I'd like to include in the easyVision library a reference implementation of a good interest point detector. Some experiments indicate that the determinant of the Hessian obtains very satisfactory results. In a first stage I am not very worried about speed, so we will explicitly work with the full image smoothed at different levels, without any downsampling.

The following screenshot shows the interest points detected on a 640x480 image by analyzing 15 scales up to sigma=25. Blobs of different sizes are detected with excellent accuracy.

Woody Allen's Interest Points

This extremely unoptimized algorithm is however quite fast. With half-size images (320x240) we get more than 15fps in a modern laptop, and at 640x480 it runs at 3fps. This is of course not real-time, although it could be acceptable for some live video applications. In any case, note that the program currently runs single threaded.
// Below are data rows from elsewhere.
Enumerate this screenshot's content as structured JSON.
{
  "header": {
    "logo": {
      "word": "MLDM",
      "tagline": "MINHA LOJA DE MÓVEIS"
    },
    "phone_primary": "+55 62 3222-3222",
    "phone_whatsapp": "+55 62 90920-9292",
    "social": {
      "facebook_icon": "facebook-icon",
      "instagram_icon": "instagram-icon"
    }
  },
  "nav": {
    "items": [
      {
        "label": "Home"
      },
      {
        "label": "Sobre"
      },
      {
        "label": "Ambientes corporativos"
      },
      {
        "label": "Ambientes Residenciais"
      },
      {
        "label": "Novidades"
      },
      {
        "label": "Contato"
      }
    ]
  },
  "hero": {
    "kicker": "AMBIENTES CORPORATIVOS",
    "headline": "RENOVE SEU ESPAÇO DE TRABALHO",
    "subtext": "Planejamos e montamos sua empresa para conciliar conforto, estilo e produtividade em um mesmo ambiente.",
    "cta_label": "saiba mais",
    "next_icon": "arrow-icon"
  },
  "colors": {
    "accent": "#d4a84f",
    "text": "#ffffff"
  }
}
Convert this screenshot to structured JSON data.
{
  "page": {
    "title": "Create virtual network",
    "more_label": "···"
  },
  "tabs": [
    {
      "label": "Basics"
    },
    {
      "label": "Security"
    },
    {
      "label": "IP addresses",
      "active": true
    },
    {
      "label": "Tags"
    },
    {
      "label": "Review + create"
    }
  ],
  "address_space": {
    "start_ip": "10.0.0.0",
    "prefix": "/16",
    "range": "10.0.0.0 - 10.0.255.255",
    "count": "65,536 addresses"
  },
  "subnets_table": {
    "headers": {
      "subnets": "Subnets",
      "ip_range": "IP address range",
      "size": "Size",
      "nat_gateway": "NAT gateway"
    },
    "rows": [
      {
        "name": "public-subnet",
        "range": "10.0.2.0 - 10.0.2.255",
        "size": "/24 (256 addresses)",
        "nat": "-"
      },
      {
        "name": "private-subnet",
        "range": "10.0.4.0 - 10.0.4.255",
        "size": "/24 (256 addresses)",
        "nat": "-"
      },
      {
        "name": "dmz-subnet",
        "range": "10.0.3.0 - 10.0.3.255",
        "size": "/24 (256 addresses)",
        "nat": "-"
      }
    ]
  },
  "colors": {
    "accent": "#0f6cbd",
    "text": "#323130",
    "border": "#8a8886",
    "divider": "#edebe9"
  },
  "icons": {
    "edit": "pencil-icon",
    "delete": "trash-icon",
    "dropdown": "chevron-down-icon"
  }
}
Most of the time is required by the Gaussian filters, which can be done in parallel. (This is the next step I will try to solve, but first I must consolidate a few things in the library.)

A simple local descriptor based on local gradient distributions is also computed for each point, which can be used for object recognition and image matching:

(The current implementation of the rotation invariant descriptor, based on explicit image warping, is quite slow. In the above examples we work with a scale-only invariant descriptor.)

I am currently preparing more detailed installation instructions and other information about the library.

In a future post I will describe some low level algorithms implemented directly in Haskell.